UD engineering profs to teach in Nigeria this summer
Profs. Douglas Buttrey (left) and Babatunde Ogunnaike
3:15 p.m., May 30, 2008--Two University of Delaware professors will teach courses at the African University of Science and Technology (AUST) in Abuja, Nigeria, this summer.

Douglas Buttrey, professor of chemical engineering, will teach a course in engineering thermodynamics, and Babatunde Ogunnaike, the William L. Friend Professor of Chemical Engineering, will teach a course on probability and statistics for engineers to beginning graduate students.

The courses are designed to prepare the students for subsequent concentration in petrochemical engineering, materials engineering or environmental engineering sub-disciplines. The courses will each involve three hours of lecture each day, five days a week, for three weeks.

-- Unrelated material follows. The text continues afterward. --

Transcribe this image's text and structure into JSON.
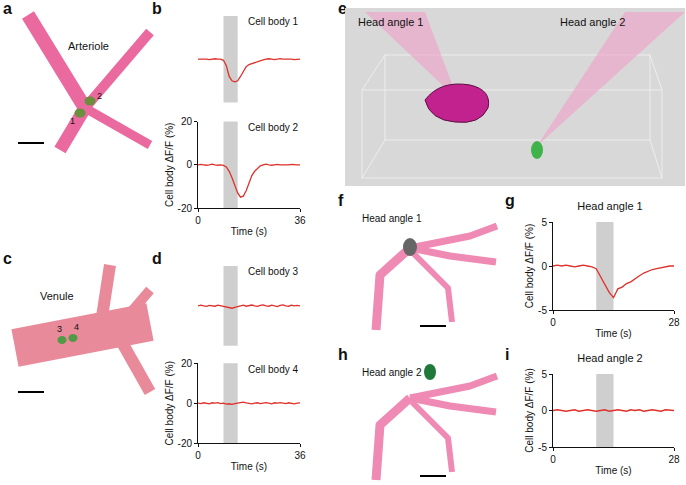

“It is very important that we in the developed world do what we can to help to seed development in sub-Saharan Africa,” Buttrey said. “Access to high-quality education is a critical component of this, and evidence of this can easily be seen by comparison with development in India over the past half-century, where the foundation of the Indian Institutes of Technology, starting with IIT-Bombay in 1958, helped to plant seeds for development there. The AUST is modeled after the successful IIT system, but differs in important ways, such as encouraging involvement of faculty from well-recognized programs around the world.”

Buttrey earned a bachelor's degree in biology at Wayne State University in 1976. He received a master's degree in biochemistry and a doctorate in chemistry at Purdue University in 1978 and 1984, respectively. He joined UD in 1987 and served as a visiting scientist in the physics department of the Brookhaven National Laboratory from 1997-98, and as a visiting professor at the NanoCenter in the physics department of the University of South Carolina in Columbia, S.C., in fall 2007. This past winter, Buttrey was a visiting professor at the Catalysis Research Center of Hokkaido University in Sapporo, Japan.

Ogunnaike said the teaching opportunity is a small way in which UD can begin to fashion a conduit for exchanging people, programs, resources and research activities between the departments of chemical engineering at UD and the AUSTs.

Ogunnaike earned a bachelor's degree in chemical engineering from the University of Lagos in Nigeria in 1976, a master's degree in statistics and doctorate in chemical engineering from the University of Wisconsin, Madison, in 1981. He went back to the University of Lagos in 1982 as an assistant professor and was on the faculty until 1988, when he returned to the U.S. He joined UD in the fall of 2002 after 13 years at the DuPont Central Research and Development organization.

“Perhaps this may lead to connections with other departments and centers at UD and elsewhere in future,” Ogunnaike said. “UD has been involved in African concerns previously, such as with the successful Engineers without Borders program organized by Steve Dentel. This is the first time for UD to be involved with the AUST, since it is a new university. We hope to continue involvement with teaching at the AUST in Abuja, and perhaps at additional AUST sites as they are established--at least four are planned--and to expand this involvement to couple research programs and examine ways of exchanging students.”

AUST Abuja was established by the Nelson Mandela Institution (NMI) in 2007 as the first of a Pan-African network of institutes of science and technology and centers of excellence located across the continent. AUST Abuja, a National Universities Commission (NUC) accredited university, aims to become a world-class research oriented institution whose final objectives are to train and develop the next generation of African scientists and engineers and impact profoundly the continent's development through science and technology applications.

AUST is an independent, not for profit university with a transparent governance system whose parent, NMI, is a private charity incorporated in the U.S.